Further evidence for an involvement of nociceptin/orphanin FQ in the pathophysiology of Parkinson's disease: a behavioral and neurochemical study in reserpinized mice.

The contribution of nociceptin/orphanin FQ (N/OFQ) to reserpine-induced parkinsonism was evaluated in mice. A battery of motor tests revealed that reserpine caused dose-dependent and long-lasting motor impairment. Endogenous N/OFQ sustained this response since N/OFQ peptide (NOP) receptor knockout (NOP-/-) mice were less susceptible to the hypokinetic action of reserpine than wild-type (NOP+/+) animals. Microdialysis revealed that reserpine elevated glutamate and reduced GABA levels in substantia nigra reticulata, and that resistance to reserpine in NOP-/- mice was accompanied by a milder increase in glutamate and lack of inhibition of GABA levels. To substantiate this genetic evidence, the NOP receptor antagonist 1-[(3R,4R)-1-cyclooctylmethyl-3-hydroxymethyl-4-piperidyl]-3-ethyl-1,3-dihydro-2H benzimidazol-2-one (J-113397) simultaneously reduced akinesia and nigral glutamate levels in reserpinized NOP+/+ mice, being ineffective in NOP-/- mice.
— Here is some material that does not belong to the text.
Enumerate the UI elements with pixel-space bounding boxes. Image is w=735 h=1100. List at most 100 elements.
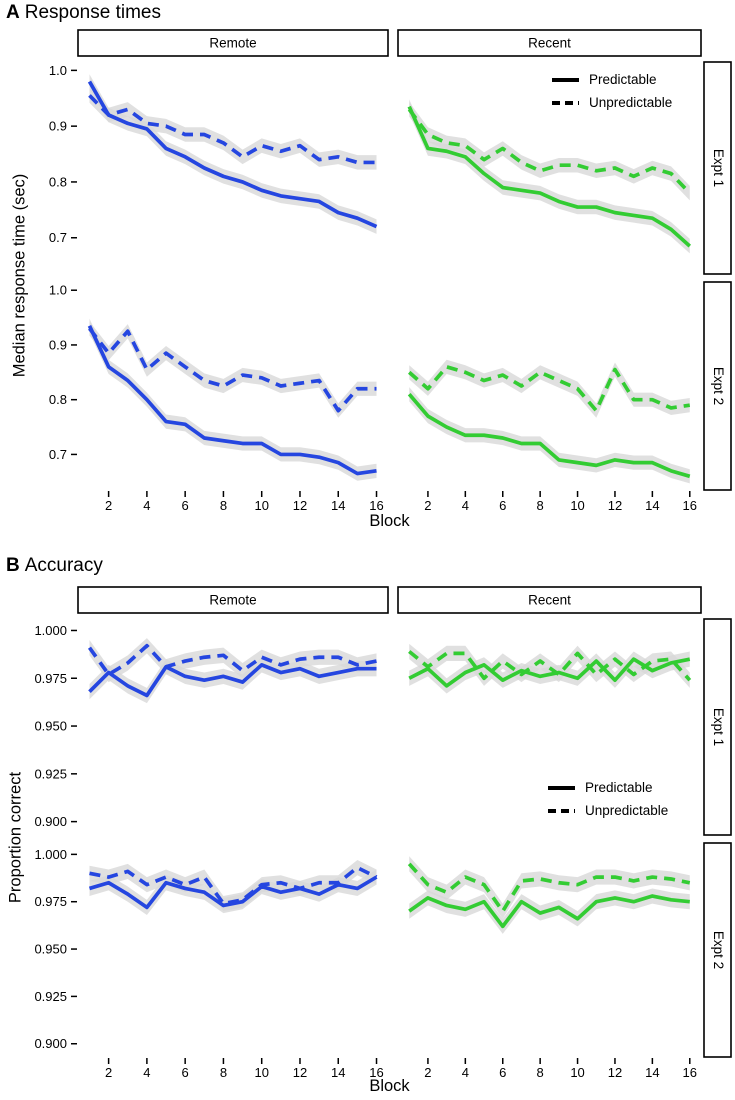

Moreover, repeated J-113397 administration in reserpinized mice resulted in faster recovery of baseline motor performance which was, however, accompanied by a loss of acute antiakinetic response. The short-term beneficial effect of J-113397 was paralleled by normalization of nigral glutamate levels, whereas loss of acute response was paralleled by loss of the ability of J-113397 to inhibit glutamate levels. We conclude that endogenous N/OFQ contributes to reserpine-induced parkinsonism, and that sustained NOP receptor blockade produces short-term motor improvement accompanied by normalization of nigral glutamate release.